Taint Flow Tracer

Purpose

Provide deterministic source-to-sink traces for exploitability decisions.

Inputs

• code_path
• candidate_source
• candidate_sink
• execution_context

Trace Method

Step 1: Source Definition

1. Define exact taint origin.
2. Classify taint trust level and attacker influence.

Step 2: Propagation Tracking

1. Follow variable flow through wrappers and helpers.
2. Track type conversion, serialization, and parsing boundaries.
3. Track async/task boundary hops.

Step 3: Checkpoint Evaluation

1. Record validation and canonicalization points.
2. Determine context fitness of each sanitizer.
3. Identify alternate branches that skip checks.

Step 4: Sink Reachability

1. Confirm sink invocation path is executable.
2. Confirm attacker control survives to sink-relevant bytes.
3. Note control granularity (full, partial, none).

Step 5: Verdict

1. tainted_reachable
2. tainted_blocked
3. path_unknown

Required Trace Fields

• source
• path_nodes
• checkpoints
• sink
• control_level
• verdict

Output Contract

{
  "trace_id": "",
  "source": {},
  "path_nodes": [],
  "checkpoints": [],
  "sink": {},
  "verdict": ""
}

Failure Modes

• Stopping at static reference without runtime-feasible path.
• Treating generic sanitization as context-safe by default.

Quality Checklist

• Cross-file and cross-layer flow included.
• Checkpoints evaluated for bypassability.
• Control level at sink is explicit.

Detailed Operator Notes

Cross-Layer Trace Requirements

• Include controller, service, data access, and sink layers.
• Include serialization/deserialization boundary handling.
• Include async boundaries (queue/job/event) where data crosses trust zones.
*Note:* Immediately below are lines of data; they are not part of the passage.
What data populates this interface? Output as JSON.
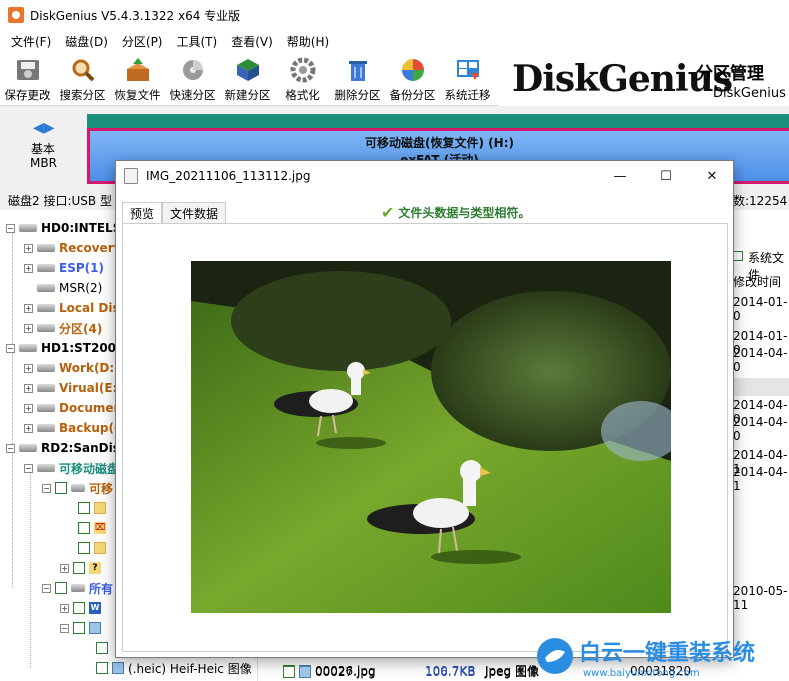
{
  "app": {
    "title": "DiskGenius V5.4.3.1322 x64 专业版"
  },
  "menu": [
    "文件(F)",
    "磁盘(D)",
    "分区(P)",
    "工具(T)",
    "查看(V)",
    "帮助(H)"
  ],
  "toolbar": [
    {
      "label": "保存更改",
      "icon": "save-disk-icon"
    },
    {
      "label": "搜索分区",
      "icon": "magnifier-icon"
    },
    {
      "label": "恢复文件",
      "icon": "recover-box-icon"
    },
    {
      "label": "快速分区",
      "icon": "quick-partition-icon"
    },
    {
      "label": "新建分区",
      "icon": "new-partition-icon"
    },
    {
      "label": "格式化",
      "icon": "format-icon"
    },
    {
      "label": "删除分区",
      "icon": "delete-partition-icon"
    },
    {
      "label": "备份分区",
      "icon": "backup-pie-icon"
    },
    {
      "label": "系统迁移",
      "icon": "system-migrate-icon"
    }
  ],
  "banner": {
    "logo": "DiskGenius",
    "tagline1": "分区管理 ",
    "tagline2": "DiskGenius"
  },
  "disk_nav": {
    "type": "基本",
    "scheme": "MBR"
  },
  "partition_block": {
    "line1": "可移动磁盘(恢复文件) (H:)",
    "line2": "exFAT (活动)"
  },
  "infobar": {
    "left": "磁盘2 接口:USB  型",
    "right": "数:12254"
  },
  "tree": [
    {
      "label": "HD0:INTELSS",
      "style": "bold",
      "type": "disk"
    },
    {
      "label": "Recovery",
      "style": "orange",
      "type": "part"
    },
    {
      "label": "ESP(1)",
      "style": "blue",
      "type": "part"
    },
    {
      "label": "MSR(2)",
      "style": "plain",
      "type": "part"
    },
    {
      "label": "Local Dis",
      "style": "orange",
      "type": "part"
    },
    {
      "label": "分区(4)",
      "style": "orange",
      "type": "part"
    },
    {
      "label": "HD1:ST2000I",
      "style": "bold",
      "type": "disk"
    },
    {
      "label": "Work(D:)",
      "style": "orange",
      "type": "part"
    },
    {
      "label": "Virual(E:)",
      "style": "orange",
      "type": "part"
    },
    {
      "label": "Documen",
      "style": "orange",
      "type": "part"
    },
    {
      "label": "Backup(G",
      "style": "orange",
      "type": "part"
    },
    {
      "label": "RD2:SanDisk",
      "style": "bold",
      "type": "disk"
    },
    {
      "label": "可移动磁盘",
      "style": "teal",
      "type": "part"
    },
    {
      "label": "可移",
      "style": "orange",
      "type": "folder"
    },
    {
      "label": "所有",
      "style": "blue",
      "type": "folder"
    },
    {
      "label": "(.heic) Heif-Heic 图像",
      "style": "plain",
      "type": "file"
    }
  ],
  "right_panel": {
    "sys_file_label": "系统文件",
    "mod_time_label": "修改时间",
    "dates": [
      "2014-01-0",
      "2014-01-0",
      "2014-04-0",
      "2014-04-0",
      "2014-04-0",
      "2014-04-1",
      "2014-04-1",
      "2010-05-11"
    ]
  },
  "file_rows": [
    {
      "name": "00026.jpg",
      "size": "100.7KB",
      "type": "Jpeg 图像",
      "sector": "00031820"
    },
    {
      "name": "00027.jpg",
      "size": "106.7KB",
      "type": "Jpeg 图像",
      "sector": "00031868"
    }
  ],
  "dialog": {
    "title": "IMG_20211106_113112.jpg",
    "tabs": [
      "预览",
      "文件数据"
    ],
    "message": "文件头数据与类型相符。",
    "win_minimize": "—",
    "win_maximize": "☐",
    "win_close": "✕"
  },
  "watermark": {
    "cn": "白云一键重装系统",
    "url": "www.baiyunxitong.com"
  },
  "colors": {
    "accent_teal": "#1b8f7d",
    "partition_border": "#d7196e",
    "partition_fill": "#6aa5f0",
    "match_green": "#2e7d32"
  }
}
Access-Control Audit Rules

• Verify policy check location relative to resource fetch.
• Verify policy check occurs on every variant path.
• Verify tenant scoping is enforced at data query layer.

Sanitization Audit Rules

• Context-match sanitizer to sink type.
• Confirm canonicalization happens before validation.
• Check for alternate branch paths that skip sanitizer.

Reporting Rules

• Include function-level path with file and symbol names.
• Include bypass narrative for missing or weak control.
• Include a precise fix location and test recommendation.

Quick Scenarios

Scenario A: Access Check Placement

• Trace data fetch point.
• Trace policy check point.
• Determine whether check occurs before use.
• Identify alternate path without check.

Scenario B: Sanitization Mismatch

• Map sink execution context.
• Map sanitizer type and location.
• Validate context compatibility.
• Find branch that bypasses sanitizer.

Scenario C: Adjacent Pattern Sweep

• Identify sibling handlers/sinks.
• Compare guard and validation parity.
• Flag inconsistent control patterns.
• Prioritize high-impact siblings.

Conditional Decision Matrix

Condition	Action	Evidence Requirement
Source passes through helper wrappers	inline helper logic into trace	wrapper-expanded path
Policy check exists after data fetch	test prefetch exposure and side-effects	order-of-operations trace
Sanitizer exists but context mismatch	craft context-correct exploit hypothesis	sink-context mismatch proof
Async boundary carries tainted data	trace serialization and consumer validation	producer-consumer trace
Sibling route has weaker guards	run parity scan across sibling handlers	guard parity matrix

Advanced Coverage Extensions

1. Compare DTO/schema validation between create and update paths.
2. Scan migration scripts and admin tasks for latent unsafe operations.
3. Validate cache-layer authorization consistency.
4. Validate feature-flagged code paths for missing controls.
5. Validate error handling paths for secret leakage.